Durante séculos, aprendemos a medir o mundo em segundos, minutos e horas. Mesmo quando falamos de fenômenos extremamente rápidos, ainda pensamos dentro de limites que o cérebro consegue imaginar. Mas a natureza opera em outra cadência. No interior dos átomos, onde tudo se constrói, o tempo corre em uma escala tão extrema que só agora a ciência começa a alcançá-la. Esse novo território promete mudar a forma como entendemos a matéria, a energia e a própria tecnologia.
O território invisível onde tudo começa
Existe um intervalo de tempo tão curto que, até pouco tempo atrás, era apenas um conceito matemático. Ele se chama attossegundo — a bilionésima de bilionésima parte de um segundo. Para ter uma noção, é aproximadamente o tempo que a luz leva para atravessar um átomo. É nessa escala que os elétrons se movem, trocam energia e determinam como a matéria se organiza.
Os elétrons não são um detalhe microscópico irrelevante. Eles definem as ligações químicas, a condução elétrica, as propriedades dos materiais e até processos biológicos fundamentais. O problema sempre foi o mesmo: tudo isso acontece rápido demais para ser observado diretamente. Durante décadas, os físicos só conseguiam descrever esses fenômenos por meio de equações e modelos teóricos.
Esse cenário começou a mudar quando a física aprendeu a gerar pulsos de luz ultracurtos, capazes de “congelar” o movimento eletrônico. O reconhecimento veio em 2023, com o Prêmio Nobel de Física dedicado justamente a essas técnicas. Desde então, a corrida não é mais para calcular — é para observar.
Um cientista, lasers extremos e a obsessão pelo invisível
É nesse contexto que surge o trabalho de Allan Johnson, físico canadense radicado na Espanha. Pesquisador do IMDEA Nanociência, ele atua em uma das áreas mais radicais da física experimental: a criação de pulsos de attossegundos usando lasers de altíssima intensidade.
O método está longe de ser delicado. Os lasers utilizados concentram tanta energia que, no ponto focal, atingem temperaturas superiores às da superfície do Sol.

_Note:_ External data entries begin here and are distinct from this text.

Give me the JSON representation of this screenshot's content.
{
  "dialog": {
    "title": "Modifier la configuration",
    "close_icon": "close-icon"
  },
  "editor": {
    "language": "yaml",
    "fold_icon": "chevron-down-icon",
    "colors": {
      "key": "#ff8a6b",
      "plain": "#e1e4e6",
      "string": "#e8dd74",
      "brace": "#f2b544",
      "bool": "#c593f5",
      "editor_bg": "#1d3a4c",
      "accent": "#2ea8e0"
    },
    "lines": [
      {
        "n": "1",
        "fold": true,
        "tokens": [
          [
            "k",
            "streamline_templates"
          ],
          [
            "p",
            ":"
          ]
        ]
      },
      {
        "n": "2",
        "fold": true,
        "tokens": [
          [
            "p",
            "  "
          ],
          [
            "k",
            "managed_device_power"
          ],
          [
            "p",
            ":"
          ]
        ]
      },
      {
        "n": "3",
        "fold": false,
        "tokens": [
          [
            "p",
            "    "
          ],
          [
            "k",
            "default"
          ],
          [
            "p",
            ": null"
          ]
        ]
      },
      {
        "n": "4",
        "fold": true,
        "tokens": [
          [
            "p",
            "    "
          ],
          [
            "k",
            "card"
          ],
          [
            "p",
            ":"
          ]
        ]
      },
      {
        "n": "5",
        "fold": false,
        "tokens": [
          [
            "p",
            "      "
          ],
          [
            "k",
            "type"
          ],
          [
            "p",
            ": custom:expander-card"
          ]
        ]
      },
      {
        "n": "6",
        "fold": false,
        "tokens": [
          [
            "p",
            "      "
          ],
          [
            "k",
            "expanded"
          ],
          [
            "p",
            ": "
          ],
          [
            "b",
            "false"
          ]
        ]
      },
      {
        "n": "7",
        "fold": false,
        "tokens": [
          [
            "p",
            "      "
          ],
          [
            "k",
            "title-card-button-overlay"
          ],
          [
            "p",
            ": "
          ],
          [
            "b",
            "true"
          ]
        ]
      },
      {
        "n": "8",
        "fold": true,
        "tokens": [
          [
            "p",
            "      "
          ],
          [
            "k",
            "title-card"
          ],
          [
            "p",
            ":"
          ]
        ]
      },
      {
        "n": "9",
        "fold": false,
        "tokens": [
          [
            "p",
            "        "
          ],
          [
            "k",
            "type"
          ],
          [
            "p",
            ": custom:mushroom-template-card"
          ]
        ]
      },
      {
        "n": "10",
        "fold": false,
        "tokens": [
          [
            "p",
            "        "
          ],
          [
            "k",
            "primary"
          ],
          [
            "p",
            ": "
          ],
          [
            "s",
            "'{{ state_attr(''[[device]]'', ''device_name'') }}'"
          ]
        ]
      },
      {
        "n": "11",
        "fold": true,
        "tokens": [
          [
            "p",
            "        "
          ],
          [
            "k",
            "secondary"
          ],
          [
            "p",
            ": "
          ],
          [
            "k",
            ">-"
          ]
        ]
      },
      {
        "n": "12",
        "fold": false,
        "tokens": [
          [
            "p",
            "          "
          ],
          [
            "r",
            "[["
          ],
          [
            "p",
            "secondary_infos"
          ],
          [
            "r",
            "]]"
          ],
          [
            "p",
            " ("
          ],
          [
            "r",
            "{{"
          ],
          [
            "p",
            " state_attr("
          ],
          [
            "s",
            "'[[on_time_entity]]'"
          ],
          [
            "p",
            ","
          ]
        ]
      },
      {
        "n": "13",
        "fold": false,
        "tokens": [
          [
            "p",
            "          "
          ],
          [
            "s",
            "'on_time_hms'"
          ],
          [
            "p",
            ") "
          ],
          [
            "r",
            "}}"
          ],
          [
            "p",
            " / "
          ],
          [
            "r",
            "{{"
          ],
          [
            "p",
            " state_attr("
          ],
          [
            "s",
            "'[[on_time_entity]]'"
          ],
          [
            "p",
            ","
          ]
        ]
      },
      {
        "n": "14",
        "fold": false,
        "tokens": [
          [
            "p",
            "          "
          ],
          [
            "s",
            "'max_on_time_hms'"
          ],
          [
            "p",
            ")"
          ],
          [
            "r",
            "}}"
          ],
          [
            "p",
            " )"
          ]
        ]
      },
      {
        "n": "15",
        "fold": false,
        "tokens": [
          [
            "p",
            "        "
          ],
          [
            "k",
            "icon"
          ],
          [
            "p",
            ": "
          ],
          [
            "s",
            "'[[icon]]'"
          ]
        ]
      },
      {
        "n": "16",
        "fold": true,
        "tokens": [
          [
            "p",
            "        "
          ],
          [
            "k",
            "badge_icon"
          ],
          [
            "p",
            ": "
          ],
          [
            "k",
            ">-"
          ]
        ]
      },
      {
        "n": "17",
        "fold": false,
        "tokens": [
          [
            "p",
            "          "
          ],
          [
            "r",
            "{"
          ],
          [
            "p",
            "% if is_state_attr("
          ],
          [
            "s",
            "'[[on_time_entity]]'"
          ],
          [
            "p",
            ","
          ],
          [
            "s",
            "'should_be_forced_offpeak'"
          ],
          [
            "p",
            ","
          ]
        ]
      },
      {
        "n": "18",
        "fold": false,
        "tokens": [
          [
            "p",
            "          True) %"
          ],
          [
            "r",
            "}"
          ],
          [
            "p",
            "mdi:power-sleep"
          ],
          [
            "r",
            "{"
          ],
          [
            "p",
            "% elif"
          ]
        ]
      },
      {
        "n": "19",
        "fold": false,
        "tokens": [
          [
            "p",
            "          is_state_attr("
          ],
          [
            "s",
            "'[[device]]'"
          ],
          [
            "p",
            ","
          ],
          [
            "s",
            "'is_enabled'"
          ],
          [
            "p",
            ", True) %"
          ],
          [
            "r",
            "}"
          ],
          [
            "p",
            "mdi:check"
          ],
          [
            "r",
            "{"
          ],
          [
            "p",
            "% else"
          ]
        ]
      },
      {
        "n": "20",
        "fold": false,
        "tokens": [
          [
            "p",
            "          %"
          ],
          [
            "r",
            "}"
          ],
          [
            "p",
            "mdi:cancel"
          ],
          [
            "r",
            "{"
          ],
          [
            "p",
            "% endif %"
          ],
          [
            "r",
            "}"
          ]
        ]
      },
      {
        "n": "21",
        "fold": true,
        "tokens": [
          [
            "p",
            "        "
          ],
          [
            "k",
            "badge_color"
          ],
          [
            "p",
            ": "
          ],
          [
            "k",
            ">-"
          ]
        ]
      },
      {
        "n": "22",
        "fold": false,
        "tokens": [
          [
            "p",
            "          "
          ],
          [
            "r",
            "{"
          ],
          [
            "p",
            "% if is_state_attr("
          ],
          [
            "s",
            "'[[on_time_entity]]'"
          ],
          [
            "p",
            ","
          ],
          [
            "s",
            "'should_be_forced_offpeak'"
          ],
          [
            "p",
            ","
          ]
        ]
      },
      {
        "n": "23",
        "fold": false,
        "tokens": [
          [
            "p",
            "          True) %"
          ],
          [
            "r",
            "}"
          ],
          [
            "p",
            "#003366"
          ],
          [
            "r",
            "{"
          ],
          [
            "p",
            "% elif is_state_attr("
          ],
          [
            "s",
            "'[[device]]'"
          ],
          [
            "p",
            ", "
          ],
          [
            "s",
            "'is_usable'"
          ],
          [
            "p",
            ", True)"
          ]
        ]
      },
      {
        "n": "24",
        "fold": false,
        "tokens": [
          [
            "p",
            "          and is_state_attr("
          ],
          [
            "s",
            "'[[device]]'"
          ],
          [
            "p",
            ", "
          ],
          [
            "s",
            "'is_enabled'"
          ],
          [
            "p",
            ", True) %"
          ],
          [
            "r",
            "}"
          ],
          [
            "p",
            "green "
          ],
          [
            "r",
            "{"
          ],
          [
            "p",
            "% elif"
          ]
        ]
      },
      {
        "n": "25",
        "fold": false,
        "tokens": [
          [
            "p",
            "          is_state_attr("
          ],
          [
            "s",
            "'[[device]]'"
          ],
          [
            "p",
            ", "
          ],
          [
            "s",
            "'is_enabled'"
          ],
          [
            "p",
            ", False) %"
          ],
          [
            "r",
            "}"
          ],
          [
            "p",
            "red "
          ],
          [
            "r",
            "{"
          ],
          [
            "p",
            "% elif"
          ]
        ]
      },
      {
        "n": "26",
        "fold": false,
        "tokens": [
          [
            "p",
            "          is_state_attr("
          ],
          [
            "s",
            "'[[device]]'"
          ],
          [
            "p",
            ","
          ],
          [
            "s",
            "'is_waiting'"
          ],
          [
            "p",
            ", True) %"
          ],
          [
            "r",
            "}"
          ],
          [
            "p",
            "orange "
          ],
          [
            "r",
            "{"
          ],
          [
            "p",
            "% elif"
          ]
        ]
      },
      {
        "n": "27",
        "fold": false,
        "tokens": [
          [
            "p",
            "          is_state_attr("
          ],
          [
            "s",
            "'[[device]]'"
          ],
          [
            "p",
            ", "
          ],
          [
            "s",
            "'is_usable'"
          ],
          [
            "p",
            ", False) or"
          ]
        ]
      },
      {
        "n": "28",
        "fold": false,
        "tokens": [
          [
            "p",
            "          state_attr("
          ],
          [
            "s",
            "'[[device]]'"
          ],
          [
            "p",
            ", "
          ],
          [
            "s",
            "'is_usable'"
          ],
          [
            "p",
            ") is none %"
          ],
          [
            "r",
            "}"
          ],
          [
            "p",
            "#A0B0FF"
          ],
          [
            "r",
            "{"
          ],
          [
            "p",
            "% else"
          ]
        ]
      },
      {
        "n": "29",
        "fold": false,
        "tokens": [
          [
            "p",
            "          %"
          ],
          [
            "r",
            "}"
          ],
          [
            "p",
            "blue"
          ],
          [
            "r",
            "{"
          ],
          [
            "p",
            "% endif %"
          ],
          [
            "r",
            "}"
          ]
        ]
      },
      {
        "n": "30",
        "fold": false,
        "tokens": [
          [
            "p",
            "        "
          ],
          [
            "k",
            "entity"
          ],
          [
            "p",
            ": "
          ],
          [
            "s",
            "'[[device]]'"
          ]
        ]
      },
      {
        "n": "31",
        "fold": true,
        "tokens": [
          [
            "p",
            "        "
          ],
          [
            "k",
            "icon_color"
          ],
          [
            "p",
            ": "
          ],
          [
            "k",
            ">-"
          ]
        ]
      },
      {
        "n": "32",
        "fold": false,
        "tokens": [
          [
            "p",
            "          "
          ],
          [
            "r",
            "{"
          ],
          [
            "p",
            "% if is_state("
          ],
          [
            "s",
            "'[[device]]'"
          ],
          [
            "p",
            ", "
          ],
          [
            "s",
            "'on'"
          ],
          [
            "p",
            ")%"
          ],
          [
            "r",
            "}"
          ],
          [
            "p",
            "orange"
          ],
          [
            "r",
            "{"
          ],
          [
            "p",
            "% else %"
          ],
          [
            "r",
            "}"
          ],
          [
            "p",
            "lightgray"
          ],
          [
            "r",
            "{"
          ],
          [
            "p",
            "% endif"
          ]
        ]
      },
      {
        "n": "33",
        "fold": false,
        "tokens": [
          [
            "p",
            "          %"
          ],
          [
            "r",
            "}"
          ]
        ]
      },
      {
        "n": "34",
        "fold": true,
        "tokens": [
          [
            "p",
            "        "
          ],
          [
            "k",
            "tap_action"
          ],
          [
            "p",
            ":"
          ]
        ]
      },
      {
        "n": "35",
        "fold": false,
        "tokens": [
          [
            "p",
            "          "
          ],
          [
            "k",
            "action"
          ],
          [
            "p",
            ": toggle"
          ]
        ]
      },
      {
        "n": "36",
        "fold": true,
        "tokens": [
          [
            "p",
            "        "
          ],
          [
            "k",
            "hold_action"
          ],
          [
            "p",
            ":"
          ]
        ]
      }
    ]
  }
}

O impacto cria um plasma, arranca elétrons dos átomos e gera um breve clarão de raios X. Esse clarão, com duração de poucos attossegundos, funciona como uma lanterna capaz de iluminar processos que antes eram completamente invisíveis.
Não se trata de espetáculo tecnológico. Esse pulso é uma ferramenta científica. Com ele, torna-se possível observar como os elétrons se reorganizam, como a energia flui e como nascem reações fundamentais da matéria.
Por que medir o tempo tão rápido muda tudo
À primeira vista, estudar frações absurdas de segundo pode parecer um luxo acadêmico. Mas as implicações são profundamente práticas. Ainda hoje, uma parte significativa da eletricidade gerada no mundo se perde durante o transporte. Entender o comportamento eletrônico dos materiais é essencial para reduzir essas perdas, aumentar a eficiência energética e desenvolver tecnologias mais sustentáveis.
Além disso, os chamados materiais quânticos desafiam as regras clássicas da física. Neles, os elétrons agem de forma coletiva, dando origem a fenômenos como a supercondutividade e estados magnéticos exóticos. Sem observar o que acontece na escala do attossegundo, esses materiais permanecem, em grande parte, uma caixa-preta.
O recorde que empurrou o limite do tempo
Enquanto pesquisas avançam em Madri, um marco histórico foi alcançado em Barcelona. Cientistas do Instituto de Ciências Fotônicas conseguiram gerar um pulso de raios X de apenas 19,2 attossegundos — o mais curto já produzido. É um intervalo menor até do que o chamado “ano atômico”, o tempo que um elétron leva para orbitar o átomo de hidrogênio.
Esse recorde não é apenas simbólico. Ele abre a possibilidade de observar processos em tempo real: como uma reação química começa, como a energia se redistribui em uma molécula ou como um material responde a um estímulo externo no instante exato em que tudo acontece.
Quando o tempo vira a nova fronteira
As aplicações ainda não são imediatas, mas são profundas. Da criação de novos tipos de chips e sensores ultrassensíveis ao avanço da computação quântica e de materiais projetados sob medida, tudo passa por compreender o comportamento eletrônico em sua escala natural.
Depois de explorar o espaço e o interior da matéria, a ciência agora explora o tempo — não o tempo filosófico, mas o tempo físico, o menor possível. O segundo deixou de ser a unidade fundamental da realidade. No nível em que a matéria se constrói, o relógio bate em attossegundos. E, pela primeira vez, não estamos apenas calculando esse mundo. Estamos olhando para ele.